Per la cassazione della sentenza hanno proposto ricorso sia Telecom Italia S.p.A. che Telecom Italia Information Technology S.r.l. (già Shared Service Center S.r.l.); entrambi i ricorsi, riuniti ex art. 335 c.p.c., sono affidati a due motivi.

Ha resistito B.R., con controricorso.

Telecom Italia SpA ha depositato memoria ex art. 378 c.p.c., anche nella qualità di incorporante la società Telecom Italia Information Technology S.r.l. (TI.IT), con la quale ha chiesto dichiararsi la cessazione della materia del contendere.

Ha aderito alla richiesta di cessazione della materia del contendere anche la parte controricorrente, con memoria ai sensi del richiamato art. 378 c.p.c.

Diritto

RAGIONI DELLA DECISIONE

In via preliminare, deve darsi atto che, a far data dal 1 gennaio 2017, la società Telecom Italia Information Technology S.r.l. (TI.IT), cessionaria del ramo di azienda per cui è causa, è stata incorporata da Telecom Italia SpA.

Entrambe le parti hanno, pertanto, concordemente richiesto la declaratoria di cessazione della materia del contendere.

Osserva il Collegio che la cessazione della materia del contendere, richiesta congiuntamente dalle parti, dà luogo all’inammissibilità dei ricorsi per sopravvenuto difetto di interesse, posto che i lavoratori, per effetto della descritta vicenda societaria, sono, nelle more, nuovamente transitati in Telecom Italia SpA, incorporante; l’interesse ad agire, e quindi anche l’interesse ad impugnare, deve sussistere, infatti, non solo nel momento in cui è proposta l’azione (o l’impugnazione), ma anche al momento della decisione (Cass. nr. 10553 del 2017; Cass. nr. 21951 del 2013).

I ricorsi devono quindi essere dichiarati inammissibili.

Quanto alle spese, la comune richiesta, reiterata in sede di discussione orale, ne giustifica l’integrale compensazione.

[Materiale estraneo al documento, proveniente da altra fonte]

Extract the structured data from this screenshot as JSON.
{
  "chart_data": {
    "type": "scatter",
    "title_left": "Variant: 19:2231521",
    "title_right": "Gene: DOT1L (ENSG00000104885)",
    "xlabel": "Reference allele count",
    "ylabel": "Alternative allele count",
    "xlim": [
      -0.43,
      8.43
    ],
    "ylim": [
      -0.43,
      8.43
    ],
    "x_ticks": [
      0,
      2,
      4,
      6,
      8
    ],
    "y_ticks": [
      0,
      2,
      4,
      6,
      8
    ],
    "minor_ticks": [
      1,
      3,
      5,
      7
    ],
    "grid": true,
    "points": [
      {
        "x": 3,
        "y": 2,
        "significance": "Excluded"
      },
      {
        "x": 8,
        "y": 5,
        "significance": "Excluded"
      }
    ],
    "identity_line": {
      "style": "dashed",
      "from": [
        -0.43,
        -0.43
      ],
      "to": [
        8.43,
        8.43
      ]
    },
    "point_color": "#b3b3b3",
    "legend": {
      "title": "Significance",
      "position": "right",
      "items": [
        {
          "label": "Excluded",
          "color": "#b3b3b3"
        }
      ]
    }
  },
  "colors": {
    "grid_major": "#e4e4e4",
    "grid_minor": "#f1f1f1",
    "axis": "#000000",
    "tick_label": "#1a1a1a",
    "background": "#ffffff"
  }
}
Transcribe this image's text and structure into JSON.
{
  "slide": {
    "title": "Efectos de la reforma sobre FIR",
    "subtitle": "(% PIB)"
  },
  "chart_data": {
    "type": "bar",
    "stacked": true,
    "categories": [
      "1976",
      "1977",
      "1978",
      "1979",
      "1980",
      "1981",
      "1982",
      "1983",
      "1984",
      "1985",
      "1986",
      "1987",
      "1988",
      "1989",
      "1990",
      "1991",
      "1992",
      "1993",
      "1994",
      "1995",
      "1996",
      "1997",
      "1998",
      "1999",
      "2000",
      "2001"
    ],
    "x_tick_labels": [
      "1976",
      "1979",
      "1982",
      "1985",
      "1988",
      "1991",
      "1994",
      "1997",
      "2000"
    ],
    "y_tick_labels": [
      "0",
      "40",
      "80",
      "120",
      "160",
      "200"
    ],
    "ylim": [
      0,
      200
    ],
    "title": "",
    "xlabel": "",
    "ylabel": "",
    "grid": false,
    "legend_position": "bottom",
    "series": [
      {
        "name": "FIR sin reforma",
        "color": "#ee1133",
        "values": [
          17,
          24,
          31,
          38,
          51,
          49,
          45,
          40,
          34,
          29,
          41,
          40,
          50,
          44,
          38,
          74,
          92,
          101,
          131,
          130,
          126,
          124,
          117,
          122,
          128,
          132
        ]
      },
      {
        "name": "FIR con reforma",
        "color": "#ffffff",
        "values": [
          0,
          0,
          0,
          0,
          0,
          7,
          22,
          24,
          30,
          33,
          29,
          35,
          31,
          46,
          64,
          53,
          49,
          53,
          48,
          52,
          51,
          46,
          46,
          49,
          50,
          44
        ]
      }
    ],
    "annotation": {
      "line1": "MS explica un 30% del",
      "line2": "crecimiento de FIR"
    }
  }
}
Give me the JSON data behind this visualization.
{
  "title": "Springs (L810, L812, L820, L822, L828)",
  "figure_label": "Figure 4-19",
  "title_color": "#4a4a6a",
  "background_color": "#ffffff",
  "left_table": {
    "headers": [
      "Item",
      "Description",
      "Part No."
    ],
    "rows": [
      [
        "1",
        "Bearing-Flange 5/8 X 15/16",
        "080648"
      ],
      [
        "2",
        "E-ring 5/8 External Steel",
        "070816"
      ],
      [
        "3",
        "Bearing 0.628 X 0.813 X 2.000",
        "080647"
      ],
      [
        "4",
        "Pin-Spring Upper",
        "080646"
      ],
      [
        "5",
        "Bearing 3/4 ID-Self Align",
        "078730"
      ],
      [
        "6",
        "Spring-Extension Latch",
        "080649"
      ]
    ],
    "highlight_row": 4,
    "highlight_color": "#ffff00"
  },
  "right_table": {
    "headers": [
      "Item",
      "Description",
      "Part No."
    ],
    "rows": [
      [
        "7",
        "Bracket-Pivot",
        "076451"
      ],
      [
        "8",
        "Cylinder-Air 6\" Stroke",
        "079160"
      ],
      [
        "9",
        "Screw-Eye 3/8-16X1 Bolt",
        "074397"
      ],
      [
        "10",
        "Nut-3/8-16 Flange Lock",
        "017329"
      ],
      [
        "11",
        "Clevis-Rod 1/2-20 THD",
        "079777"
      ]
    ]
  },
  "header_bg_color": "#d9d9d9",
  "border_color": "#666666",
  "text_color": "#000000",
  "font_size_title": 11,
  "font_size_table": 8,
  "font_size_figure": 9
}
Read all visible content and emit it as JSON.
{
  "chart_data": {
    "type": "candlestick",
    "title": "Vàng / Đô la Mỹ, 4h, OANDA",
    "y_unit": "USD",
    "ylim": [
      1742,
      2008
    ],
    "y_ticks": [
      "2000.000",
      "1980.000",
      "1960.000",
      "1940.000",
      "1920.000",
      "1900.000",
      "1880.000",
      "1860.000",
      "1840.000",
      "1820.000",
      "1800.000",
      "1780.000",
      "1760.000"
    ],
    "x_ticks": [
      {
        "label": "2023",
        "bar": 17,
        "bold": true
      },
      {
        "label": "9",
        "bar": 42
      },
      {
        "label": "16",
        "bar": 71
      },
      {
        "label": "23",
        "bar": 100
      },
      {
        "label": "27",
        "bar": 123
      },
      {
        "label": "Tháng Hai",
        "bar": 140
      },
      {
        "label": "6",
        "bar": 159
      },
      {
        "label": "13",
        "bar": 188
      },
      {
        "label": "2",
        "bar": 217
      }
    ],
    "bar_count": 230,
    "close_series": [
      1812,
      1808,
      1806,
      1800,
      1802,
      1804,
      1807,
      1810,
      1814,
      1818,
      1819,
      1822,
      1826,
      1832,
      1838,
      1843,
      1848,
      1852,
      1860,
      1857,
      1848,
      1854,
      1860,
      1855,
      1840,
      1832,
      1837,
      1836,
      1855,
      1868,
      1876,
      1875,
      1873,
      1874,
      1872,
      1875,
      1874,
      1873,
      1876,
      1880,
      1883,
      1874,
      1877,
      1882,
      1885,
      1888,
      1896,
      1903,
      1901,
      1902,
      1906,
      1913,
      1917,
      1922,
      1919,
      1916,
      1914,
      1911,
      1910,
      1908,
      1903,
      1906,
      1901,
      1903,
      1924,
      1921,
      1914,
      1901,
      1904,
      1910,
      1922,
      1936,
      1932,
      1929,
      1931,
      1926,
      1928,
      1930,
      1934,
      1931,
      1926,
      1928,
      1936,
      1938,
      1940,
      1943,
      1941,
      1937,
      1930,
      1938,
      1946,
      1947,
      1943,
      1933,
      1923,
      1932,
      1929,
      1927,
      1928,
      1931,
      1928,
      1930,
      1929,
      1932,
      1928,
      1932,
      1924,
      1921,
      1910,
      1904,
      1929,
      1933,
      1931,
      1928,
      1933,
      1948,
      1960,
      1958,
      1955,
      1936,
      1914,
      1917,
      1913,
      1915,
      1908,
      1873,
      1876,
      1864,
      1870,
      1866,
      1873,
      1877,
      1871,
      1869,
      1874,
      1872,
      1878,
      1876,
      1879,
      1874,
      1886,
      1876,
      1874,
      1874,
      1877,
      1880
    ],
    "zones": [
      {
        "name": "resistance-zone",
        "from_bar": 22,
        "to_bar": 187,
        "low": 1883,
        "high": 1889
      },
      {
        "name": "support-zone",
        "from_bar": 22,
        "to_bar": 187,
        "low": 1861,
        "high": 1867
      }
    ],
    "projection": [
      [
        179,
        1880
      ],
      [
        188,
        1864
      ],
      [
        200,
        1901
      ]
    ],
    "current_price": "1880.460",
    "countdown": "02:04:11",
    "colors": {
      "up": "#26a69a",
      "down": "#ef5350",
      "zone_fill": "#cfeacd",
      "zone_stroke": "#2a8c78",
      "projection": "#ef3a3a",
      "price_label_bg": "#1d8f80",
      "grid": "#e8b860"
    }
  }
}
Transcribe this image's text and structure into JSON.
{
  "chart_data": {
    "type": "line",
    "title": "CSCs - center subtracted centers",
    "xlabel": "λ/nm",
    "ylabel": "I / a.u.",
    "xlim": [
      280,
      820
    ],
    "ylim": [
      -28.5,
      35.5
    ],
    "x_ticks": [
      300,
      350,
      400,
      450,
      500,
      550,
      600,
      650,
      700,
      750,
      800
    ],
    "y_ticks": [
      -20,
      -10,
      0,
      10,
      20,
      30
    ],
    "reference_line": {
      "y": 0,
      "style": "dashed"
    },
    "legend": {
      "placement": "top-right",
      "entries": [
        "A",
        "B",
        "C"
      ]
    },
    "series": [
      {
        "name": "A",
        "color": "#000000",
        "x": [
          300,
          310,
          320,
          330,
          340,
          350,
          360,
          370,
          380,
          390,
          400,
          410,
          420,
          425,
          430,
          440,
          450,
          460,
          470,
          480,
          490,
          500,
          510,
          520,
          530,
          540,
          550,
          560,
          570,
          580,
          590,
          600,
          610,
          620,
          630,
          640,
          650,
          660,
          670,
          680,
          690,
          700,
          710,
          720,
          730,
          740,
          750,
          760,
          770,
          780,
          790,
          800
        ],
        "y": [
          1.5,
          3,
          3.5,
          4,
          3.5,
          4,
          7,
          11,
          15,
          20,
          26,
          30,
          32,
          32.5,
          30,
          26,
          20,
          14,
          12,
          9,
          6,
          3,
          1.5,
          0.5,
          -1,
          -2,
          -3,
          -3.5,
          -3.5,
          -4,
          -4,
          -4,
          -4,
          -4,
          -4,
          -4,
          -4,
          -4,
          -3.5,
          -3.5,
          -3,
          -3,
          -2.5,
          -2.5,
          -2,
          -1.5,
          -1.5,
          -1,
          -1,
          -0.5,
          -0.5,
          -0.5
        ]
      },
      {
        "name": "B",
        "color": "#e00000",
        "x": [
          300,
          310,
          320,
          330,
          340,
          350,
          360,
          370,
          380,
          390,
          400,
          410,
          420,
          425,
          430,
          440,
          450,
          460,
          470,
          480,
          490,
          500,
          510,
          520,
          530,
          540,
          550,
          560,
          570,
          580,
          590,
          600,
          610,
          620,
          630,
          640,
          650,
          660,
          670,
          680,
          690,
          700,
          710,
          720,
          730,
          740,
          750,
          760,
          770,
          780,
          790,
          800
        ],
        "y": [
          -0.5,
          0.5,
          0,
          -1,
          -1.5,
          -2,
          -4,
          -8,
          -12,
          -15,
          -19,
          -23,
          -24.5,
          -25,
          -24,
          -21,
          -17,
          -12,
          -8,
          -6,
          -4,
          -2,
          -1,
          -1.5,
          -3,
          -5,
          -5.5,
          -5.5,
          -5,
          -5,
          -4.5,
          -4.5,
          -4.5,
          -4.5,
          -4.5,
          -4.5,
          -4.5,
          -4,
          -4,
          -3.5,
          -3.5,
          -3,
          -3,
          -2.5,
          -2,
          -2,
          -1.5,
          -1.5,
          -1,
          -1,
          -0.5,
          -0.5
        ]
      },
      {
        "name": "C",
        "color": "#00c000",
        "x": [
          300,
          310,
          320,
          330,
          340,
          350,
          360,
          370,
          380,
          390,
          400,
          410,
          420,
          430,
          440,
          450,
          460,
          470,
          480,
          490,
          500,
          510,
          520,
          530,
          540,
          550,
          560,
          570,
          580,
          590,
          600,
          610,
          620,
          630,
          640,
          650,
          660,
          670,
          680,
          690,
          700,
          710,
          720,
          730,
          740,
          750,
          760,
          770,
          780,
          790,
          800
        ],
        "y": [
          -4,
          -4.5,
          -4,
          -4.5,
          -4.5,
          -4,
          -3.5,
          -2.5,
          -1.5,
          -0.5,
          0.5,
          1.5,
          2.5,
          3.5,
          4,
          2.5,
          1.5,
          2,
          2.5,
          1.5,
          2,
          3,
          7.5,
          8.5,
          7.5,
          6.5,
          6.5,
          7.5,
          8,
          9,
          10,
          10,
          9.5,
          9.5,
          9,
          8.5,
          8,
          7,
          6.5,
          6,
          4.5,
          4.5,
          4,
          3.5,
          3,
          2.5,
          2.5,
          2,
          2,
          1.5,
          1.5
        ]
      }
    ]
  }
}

Non sussistono i presupposti per il versamento da parte della ricorrente dell’ulteriore importo a titolo di contributo unificato in quanto “in tema di impugnazioni, la “ratio” del D.P.R. 30 maggio 2002, n. 115, art. 13, comma 1 quater, nel testo introdotto dala L. 24 dicembre 2012, n. 228, art. 1, comma 17, che pone a carico del ricorrente rimasto soccombente l’obbligo di versare un ulteriore importo a titolo di contributo unificato, va individuata nella finalità di scoraggiare le impugnazioni dilatorie o pretestuose, sicchè tale meccanismo sanzionatorio si applica per l’inammissibilità originaria del gravame (nella specie, ricorso per cassazione) ma non per quella sopravvenuta (nella specie, per sopravvenuto difetto di interesse)” (Cass. nr. 19464 del 2014; Cass. nr. 13636 del 2015).

P.Q.M.

La Corte dichiara inammissibili i ricorsi (R.G. nn. 19352/15 e 19355/15) e compensa le spese.

Così deciso in Roma, il 14 giugno 2018.